There is an air of mystery and glamour about this business. As soon as you tell someone you do voiceovers, their eyes light up in amazement, and the conversation moves to,
“How did you get started in that?”
“Where can I hear your voice?”
“Wow, that must be so cool. You’re so lucky!”
At that point, I agree that indeed yes, I am fortunate to have turned my passion into paying my mortgage, and I thank my lucky stars every time a client decides to use me for their product, service or company. But I then follow up with the fact that first and foremost, being a voiceover actor is really about owning your own business. You can then see a little disappointment flutter in their eyes as I burst that fantasy, but leave it to me to tell it straight.
That being said, I’ve run into many folks eager to start on the path to Vocal fortune and when asked why they want to pursue this career, the various perspectives on how this business works arrive. Can’t say I blame the unknowing. The media like to portray only the “fun” part of being a voiceover actor, where you see a happy announcer in a booth with headphones on, laughing it up and doing amazing reads.
So here are five common myths that I’d love to burst the bubble on:
- If I have a great voice, I can definitely make money.
That statement alone is entirely untrue. Since the basis of Voiceovers is Acting, a great voice is only a small percentage of what it takes to make money, and sometimes it doesn’t even matter at all depending on the type of job. Acting and your performance with scripts is of the utmost importance, and you can only achieve that with training.
- I don’t need training because it’s just “talking” right?

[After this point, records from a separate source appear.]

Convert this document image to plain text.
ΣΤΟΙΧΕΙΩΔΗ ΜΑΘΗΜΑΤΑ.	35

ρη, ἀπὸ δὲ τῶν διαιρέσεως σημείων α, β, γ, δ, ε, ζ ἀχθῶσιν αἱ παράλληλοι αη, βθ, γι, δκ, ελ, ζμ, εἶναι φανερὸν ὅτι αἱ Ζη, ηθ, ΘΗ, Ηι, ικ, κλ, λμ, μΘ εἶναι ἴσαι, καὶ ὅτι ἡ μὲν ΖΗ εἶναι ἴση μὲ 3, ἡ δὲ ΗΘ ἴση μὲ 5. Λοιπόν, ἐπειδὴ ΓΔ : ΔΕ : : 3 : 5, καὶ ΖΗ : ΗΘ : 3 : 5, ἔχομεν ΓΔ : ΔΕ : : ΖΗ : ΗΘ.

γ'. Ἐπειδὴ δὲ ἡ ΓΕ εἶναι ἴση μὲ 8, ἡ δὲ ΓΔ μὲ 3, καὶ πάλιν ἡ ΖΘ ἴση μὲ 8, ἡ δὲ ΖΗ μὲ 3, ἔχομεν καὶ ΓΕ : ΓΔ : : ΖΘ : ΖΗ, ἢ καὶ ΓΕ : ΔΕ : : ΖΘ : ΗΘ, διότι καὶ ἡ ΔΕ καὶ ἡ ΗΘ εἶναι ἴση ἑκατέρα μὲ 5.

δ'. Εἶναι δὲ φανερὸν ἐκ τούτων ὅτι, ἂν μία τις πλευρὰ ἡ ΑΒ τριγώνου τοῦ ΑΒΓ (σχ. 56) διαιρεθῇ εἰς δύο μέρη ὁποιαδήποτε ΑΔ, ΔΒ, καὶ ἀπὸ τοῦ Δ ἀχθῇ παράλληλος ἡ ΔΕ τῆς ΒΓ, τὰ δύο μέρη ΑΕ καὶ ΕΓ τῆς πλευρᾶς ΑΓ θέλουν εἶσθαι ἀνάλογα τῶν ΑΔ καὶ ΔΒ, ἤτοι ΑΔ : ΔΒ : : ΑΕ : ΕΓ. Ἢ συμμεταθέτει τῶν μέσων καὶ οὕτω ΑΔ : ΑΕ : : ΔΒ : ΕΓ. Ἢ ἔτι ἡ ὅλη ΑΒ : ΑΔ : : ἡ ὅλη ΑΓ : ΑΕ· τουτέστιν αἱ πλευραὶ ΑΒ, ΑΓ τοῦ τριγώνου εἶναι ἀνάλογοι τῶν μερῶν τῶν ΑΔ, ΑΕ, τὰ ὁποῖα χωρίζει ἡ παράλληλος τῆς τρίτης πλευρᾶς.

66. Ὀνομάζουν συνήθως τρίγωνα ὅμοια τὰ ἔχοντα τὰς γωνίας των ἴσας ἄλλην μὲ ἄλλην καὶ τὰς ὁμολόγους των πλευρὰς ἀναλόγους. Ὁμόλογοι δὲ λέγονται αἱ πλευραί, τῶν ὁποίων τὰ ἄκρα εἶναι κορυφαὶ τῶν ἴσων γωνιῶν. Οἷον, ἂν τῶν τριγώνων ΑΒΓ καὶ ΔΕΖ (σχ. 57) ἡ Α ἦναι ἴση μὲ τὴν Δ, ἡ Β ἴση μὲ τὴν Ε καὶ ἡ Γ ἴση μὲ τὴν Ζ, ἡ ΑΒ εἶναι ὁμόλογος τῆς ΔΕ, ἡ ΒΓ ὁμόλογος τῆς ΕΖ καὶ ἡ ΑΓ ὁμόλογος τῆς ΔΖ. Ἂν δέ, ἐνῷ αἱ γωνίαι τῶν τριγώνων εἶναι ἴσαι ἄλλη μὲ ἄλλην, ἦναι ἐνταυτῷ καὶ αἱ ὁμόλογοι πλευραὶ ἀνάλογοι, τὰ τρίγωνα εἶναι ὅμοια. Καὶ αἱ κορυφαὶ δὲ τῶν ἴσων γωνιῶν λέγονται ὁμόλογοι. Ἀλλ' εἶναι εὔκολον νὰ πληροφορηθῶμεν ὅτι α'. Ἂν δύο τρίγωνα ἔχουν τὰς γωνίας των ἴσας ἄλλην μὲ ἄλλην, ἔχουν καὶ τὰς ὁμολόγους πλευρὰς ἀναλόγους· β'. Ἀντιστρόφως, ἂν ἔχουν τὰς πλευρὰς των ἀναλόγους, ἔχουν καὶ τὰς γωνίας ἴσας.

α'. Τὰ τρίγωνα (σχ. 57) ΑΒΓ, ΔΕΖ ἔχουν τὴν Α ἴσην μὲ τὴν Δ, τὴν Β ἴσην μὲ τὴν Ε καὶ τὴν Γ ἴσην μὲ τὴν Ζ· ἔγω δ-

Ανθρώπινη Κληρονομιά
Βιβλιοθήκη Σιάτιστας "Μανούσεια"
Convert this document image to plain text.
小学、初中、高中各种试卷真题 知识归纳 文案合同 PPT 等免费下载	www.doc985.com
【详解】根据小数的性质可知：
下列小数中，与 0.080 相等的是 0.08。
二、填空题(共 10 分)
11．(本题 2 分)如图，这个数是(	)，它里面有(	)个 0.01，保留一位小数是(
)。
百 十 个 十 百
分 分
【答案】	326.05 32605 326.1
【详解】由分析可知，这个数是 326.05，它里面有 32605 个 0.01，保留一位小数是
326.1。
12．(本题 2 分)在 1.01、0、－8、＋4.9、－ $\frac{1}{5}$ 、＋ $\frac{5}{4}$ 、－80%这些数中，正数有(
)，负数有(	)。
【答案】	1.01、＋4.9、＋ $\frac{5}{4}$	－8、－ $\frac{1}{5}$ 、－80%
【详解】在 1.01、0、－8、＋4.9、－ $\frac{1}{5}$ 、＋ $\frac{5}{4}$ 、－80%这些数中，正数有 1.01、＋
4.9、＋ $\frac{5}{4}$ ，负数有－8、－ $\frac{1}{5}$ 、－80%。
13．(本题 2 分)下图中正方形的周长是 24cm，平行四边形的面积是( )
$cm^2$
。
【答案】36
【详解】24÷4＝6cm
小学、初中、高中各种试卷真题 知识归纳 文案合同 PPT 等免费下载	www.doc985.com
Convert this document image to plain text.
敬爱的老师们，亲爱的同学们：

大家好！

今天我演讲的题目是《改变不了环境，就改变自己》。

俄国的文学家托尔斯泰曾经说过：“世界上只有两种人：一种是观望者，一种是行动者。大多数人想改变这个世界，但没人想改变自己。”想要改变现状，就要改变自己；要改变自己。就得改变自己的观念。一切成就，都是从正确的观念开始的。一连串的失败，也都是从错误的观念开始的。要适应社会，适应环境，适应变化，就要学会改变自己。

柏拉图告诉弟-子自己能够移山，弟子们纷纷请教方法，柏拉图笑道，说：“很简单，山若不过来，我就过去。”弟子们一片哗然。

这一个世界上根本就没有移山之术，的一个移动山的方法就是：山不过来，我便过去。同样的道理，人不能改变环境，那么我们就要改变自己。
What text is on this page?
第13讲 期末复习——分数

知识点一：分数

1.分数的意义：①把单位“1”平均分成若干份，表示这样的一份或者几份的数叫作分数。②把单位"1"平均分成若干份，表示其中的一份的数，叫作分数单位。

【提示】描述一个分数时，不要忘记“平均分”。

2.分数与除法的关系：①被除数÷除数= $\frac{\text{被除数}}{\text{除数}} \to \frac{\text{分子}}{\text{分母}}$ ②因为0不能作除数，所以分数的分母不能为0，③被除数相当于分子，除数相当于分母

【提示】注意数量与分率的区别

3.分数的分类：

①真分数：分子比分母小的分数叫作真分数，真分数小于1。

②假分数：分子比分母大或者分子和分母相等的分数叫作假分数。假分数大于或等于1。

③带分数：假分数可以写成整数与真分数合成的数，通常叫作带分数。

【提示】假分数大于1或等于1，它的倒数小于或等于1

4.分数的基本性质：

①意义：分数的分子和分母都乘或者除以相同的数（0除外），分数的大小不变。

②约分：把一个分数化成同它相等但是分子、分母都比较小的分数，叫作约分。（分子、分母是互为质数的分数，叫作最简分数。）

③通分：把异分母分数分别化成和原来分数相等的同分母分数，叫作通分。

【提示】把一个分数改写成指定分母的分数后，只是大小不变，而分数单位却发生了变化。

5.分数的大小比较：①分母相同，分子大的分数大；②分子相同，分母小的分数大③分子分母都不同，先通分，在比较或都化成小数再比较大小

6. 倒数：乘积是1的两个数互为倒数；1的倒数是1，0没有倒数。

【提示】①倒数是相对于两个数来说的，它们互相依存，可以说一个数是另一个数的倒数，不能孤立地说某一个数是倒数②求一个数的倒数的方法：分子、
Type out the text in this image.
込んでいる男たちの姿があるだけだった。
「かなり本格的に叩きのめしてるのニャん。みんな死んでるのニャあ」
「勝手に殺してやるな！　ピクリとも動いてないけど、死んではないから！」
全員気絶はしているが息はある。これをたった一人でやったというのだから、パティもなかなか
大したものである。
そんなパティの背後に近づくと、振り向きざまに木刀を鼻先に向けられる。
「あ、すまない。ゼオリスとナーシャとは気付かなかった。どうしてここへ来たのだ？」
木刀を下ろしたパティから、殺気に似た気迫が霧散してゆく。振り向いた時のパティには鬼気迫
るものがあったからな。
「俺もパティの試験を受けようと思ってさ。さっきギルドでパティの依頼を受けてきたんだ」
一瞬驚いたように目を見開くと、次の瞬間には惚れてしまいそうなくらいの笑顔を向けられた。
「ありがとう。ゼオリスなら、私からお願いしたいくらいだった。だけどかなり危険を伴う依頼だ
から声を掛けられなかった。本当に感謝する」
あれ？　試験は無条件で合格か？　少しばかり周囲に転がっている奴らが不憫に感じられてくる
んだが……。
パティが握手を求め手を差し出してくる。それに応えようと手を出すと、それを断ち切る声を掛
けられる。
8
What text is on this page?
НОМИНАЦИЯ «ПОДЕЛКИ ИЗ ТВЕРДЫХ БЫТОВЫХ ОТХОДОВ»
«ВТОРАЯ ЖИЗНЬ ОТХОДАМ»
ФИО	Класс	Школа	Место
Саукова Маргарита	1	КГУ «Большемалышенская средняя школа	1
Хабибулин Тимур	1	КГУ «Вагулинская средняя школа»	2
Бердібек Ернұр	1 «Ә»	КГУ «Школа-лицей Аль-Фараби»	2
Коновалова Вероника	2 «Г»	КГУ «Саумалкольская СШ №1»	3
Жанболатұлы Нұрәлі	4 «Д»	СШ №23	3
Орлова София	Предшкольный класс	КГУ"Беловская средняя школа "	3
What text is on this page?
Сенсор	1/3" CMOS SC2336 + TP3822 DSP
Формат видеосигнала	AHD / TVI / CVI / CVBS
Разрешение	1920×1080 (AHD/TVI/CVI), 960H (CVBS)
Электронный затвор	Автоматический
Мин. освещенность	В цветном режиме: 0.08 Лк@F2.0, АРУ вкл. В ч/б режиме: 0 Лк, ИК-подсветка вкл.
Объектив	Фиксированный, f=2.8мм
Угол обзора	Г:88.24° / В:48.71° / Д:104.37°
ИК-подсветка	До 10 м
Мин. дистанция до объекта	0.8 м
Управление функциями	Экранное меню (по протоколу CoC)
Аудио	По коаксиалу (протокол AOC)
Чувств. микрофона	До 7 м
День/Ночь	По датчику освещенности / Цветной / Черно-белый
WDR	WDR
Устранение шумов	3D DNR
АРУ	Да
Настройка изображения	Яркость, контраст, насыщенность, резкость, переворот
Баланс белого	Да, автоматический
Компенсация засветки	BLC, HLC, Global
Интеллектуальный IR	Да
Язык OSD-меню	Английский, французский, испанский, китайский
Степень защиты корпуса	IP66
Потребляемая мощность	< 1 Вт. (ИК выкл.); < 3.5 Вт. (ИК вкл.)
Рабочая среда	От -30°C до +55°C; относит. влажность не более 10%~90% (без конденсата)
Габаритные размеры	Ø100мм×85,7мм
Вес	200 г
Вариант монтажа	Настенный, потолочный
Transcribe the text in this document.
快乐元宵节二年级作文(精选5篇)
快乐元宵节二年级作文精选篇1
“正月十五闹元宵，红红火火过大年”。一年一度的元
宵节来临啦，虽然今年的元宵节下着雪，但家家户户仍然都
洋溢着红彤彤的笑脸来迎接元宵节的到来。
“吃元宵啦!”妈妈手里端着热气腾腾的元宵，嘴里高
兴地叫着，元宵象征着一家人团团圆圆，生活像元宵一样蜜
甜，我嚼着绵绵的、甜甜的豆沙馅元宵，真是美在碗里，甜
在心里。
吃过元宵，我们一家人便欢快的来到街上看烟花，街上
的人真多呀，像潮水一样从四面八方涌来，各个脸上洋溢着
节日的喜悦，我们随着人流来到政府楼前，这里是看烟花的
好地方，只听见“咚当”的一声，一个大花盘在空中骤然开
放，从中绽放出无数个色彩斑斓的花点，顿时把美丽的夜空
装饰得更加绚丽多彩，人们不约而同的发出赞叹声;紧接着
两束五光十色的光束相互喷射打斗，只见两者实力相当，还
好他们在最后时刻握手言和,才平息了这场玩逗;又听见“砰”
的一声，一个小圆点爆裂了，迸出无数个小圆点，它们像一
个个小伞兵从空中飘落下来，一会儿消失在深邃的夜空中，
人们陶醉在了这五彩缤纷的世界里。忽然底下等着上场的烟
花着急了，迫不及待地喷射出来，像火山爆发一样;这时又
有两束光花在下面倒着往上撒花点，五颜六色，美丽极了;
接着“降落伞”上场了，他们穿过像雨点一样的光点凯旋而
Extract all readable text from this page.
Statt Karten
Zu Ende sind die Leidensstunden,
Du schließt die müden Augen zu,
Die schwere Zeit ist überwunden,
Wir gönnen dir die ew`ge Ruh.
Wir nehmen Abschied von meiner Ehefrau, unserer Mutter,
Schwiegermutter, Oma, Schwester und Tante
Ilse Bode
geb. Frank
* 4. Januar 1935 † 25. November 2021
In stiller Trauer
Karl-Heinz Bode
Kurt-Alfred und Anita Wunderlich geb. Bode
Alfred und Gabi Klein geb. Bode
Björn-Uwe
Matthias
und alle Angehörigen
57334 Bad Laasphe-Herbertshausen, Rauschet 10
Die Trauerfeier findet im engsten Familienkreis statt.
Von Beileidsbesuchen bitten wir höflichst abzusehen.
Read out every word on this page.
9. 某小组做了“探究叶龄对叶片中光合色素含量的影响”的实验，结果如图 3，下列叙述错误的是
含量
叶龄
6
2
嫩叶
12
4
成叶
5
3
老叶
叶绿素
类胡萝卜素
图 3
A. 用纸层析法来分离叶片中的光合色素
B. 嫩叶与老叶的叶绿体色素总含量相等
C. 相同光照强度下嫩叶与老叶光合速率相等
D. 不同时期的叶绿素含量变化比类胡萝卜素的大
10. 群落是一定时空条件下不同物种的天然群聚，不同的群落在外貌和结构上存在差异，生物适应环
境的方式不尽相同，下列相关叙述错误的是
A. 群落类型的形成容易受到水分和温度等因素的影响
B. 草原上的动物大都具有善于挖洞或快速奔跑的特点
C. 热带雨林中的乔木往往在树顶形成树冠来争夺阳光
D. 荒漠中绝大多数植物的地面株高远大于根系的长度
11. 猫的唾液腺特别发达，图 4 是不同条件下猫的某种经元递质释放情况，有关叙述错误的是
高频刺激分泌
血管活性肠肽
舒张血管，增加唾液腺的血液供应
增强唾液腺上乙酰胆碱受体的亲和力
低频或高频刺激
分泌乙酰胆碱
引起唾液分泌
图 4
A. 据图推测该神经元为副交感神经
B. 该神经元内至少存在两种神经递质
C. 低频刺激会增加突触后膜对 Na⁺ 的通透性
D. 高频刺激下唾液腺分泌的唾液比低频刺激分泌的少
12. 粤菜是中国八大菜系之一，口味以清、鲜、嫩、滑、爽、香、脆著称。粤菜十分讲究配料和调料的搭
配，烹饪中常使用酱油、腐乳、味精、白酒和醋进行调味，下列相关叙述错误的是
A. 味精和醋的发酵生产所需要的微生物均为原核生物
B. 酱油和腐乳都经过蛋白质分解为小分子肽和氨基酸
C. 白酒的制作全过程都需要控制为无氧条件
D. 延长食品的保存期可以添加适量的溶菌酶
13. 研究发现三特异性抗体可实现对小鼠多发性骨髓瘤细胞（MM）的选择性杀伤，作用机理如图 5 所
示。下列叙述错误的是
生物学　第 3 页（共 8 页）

That’s like saying, “It’s just moving your fingers” when you’re trying to learn the guitar. Nothing is further from the truth. The craft of Voiceovers is indeed that, a craft to be honed and perfected. Because let’s face it, from birth, we all are doing some form of talking and communicating, so does that mean we can all be a successful voice actor? Your performance is what will make you unique.
- All I need is a demo, and I’ll start working.
While a demo is definitely the first big goal of a voice student, it will be the first of many demos a working actor will create over the course of their career. And that first demo, if rushed into, may not showcase your true talents enough to impress a client. Plus, a demo is just a sample of what you can do. You have to be able to deliver the talent while in the studio to keep the client happy and returning for more.
- All I need is an agent, and I’ll start working.
Okay, this one I fell for hard when I was starting out. My big dream was to come to New York and land a great agent because, in my mind, that was all it took! I soon learned that an agent will open the door for you and get you the auditions, but what YOU do with it is what gets the job. I had to take off my rose colored glasses and realize that I alone was responsible for my career. The agent is just the icing on the cake.
- As soon as I land my first job and get “discovered” the work will come flying in.
This is another fallacy that burned me in the beginning when I was naïve. When I first moved to NY, I landed a tremendously lucrative job with my agent in the first few months of auditioning. So, I thought I had it made after that. Reality soon set in and my great booking was then followed up by 6 long frustrating months of nothing for me. No bookings at all. Ouch! Needless to say, dry spells will happen and you just have to wait for the tide to turn.
Now, I just touched on a few of the many misconceptions out there, because we could be here all day talking about it. Bottom line is, keep your eyes open, have Faith in your abilities and don’t always believe the hype.